Previous externally-funded research projects
This section highlights a selection of previous externally-funded research activity in the Department.
Queer Theory in France
France has long been an avid exporter of revolutionary ideas, but what happens when a particular kind of ‘French Theory’ – queer theory – returns home to challenge the way people in France think about sex and sexuality? The dual purpose of this AHRC-funded three-year project was to analyse the appropriation of French thought by queer theorists working in Britain and the United States, and investigate why the body of work they developed met with such resistance when they tried to return it ‘home’ to France.
French Revolutionary Prints as Spectacle
This collaborative research project (2008-2012) between the University of Warwick and the historic house Waddesdon Manor was led by Dr Katherine Astbury. The project aimed to enhance our knowledge and understanding of the notion of spectacle in French Revolutionary prints, and their role in the cultural production of the 1790s. In particular, the research examined the interrelationship of theatre, politics and visual images during the Revolution.

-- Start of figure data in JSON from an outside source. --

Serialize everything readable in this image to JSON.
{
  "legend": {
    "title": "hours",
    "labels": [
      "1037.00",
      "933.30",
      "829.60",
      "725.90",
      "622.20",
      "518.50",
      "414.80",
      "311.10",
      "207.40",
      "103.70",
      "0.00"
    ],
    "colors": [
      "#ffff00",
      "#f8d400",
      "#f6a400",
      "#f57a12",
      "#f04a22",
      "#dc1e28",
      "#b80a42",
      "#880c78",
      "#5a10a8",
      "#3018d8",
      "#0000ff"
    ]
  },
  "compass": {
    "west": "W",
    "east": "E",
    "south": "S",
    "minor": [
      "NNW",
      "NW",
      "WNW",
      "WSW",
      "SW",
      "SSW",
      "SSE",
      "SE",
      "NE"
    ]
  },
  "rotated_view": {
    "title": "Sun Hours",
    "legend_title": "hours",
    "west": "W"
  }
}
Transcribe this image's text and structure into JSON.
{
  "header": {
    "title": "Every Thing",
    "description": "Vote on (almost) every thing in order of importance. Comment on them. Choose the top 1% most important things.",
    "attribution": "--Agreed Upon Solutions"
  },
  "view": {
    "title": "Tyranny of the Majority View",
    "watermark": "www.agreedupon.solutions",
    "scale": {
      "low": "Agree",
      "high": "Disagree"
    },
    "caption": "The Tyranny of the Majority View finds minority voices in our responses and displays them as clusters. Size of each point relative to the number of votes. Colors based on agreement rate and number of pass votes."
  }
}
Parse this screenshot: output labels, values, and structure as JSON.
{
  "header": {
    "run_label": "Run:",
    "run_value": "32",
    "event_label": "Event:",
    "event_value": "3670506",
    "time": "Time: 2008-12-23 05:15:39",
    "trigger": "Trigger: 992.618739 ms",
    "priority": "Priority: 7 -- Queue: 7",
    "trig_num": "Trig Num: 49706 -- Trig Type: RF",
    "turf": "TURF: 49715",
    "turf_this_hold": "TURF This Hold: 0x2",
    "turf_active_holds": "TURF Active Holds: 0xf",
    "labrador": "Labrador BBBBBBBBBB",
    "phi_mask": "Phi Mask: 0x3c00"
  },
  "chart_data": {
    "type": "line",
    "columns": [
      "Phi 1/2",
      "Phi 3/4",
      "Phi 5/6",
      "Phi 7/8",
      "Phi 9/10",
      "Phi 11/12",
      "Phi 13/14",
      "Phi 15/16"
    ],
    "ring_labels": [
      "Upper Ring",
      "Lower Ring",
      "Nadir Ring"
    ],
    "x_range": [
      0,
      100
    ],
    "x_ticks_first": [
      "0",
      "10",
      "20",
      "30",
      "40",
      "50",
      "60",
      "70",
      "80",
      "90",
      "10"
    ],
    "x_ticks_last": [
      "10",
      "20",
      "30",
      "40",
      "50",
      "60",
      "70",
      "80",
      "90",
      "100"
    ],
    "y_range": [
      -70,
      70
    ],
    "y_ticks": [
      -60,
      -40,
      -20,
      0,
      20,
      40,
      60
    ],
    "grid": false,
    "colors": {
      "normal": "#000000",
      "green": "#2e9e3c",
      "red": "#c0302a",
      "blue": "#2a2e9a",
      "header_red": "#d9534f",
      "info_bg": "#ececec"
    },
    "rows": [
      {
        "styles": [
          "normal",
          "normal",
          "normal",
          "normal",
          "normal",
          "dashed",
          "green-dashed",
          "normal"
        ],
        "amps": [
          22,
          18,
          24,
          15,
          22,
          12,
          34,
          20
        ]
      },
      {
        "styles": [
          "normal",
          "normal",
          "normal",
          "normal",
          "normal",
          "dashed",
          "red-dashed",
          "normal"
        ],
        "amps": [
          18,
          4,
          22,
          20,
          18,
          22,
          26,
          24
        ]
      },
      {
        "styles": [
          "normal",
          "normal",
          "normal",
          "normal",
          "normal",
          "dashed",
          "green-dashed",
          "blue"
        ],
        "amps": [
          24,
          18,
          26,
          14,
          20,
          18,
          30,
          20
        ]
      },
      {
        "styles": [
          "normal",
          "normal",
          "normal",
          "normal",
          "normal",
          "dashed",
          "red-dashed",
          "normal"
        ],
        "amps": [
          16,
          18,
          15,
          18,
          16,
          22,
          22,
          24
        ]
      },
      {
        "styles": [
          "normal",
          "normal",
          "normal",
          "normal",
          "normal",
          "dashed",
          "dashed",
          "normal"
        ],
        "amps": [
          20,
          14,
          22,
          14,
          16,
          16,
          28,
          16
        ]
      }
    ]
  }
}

Translation and the Untranslatable in Medieval Francophone Texts and Manuscripts
Dr Emma Campbell's project drew on scholarship in postcolonial and translation studies to consider a range of twelfth- and thirteenth-century material, including works attributed to Marie de France, romances by Continental authors (e.g. Chrétien de Troyes, Philippe de Rémi), thirteenth-century jargon texts, and Anglo-Norman bestiary manuscripts, as well as saints' lives and devotional literature.
Unlike many studies of medieval translation, the project was not primarily about the practice or theory of vernacular translation. Instead, it considered two issues: how translation is not necessarily about transfer of meaning between texts; and how redefining translation in this way enables a more expansive exploration of uses of translation that fall outside the more studied model of Latin to French translation.
The Politics of Psychedelics
Professor Oliver Davis worked on political questions arising from the ongoing ‘psychedelic renaissance’ (the rediscovery by biomedical science, psychiatry and the wider culture of the therapeutic efficacy of psychedelic substances). Some of this work in the critical medical humanities was collaborative, with Dr Alex DymockLink opens in a new window (Goldsmiths). In the French context, Professor Davis’s research on the psychedelic renaissance in the present was also informed by analysis of the remarkable five books and one film documenting the self-experiments with mescaline and other psychoactive substances conducted by writer, visual artist and reluctant psychonaut Henri Michaux in the 1950s and 60s.
The Ethics of Violent Action in Political Struggle
In this project Professor Nick Hewlett engaged with some major left and left-leaning thinkers whose work relates to the question of violence in pursuit of a fairer world, and whose writings have often influenced on-the-ground struggles. He considered among others the work of Marx, Engels, Sorel, Fanon, Sartre, Guevara and Benjamin, who are often seen as to offer legitimacy to the taking up of arms in the pursuit of emancipation. Others, meanwhile, such as Arendt, Gandhi, Camus and Ruddick, argue various cases against the use of violence - or at least for the strictly limited use of violence - for progressive ends.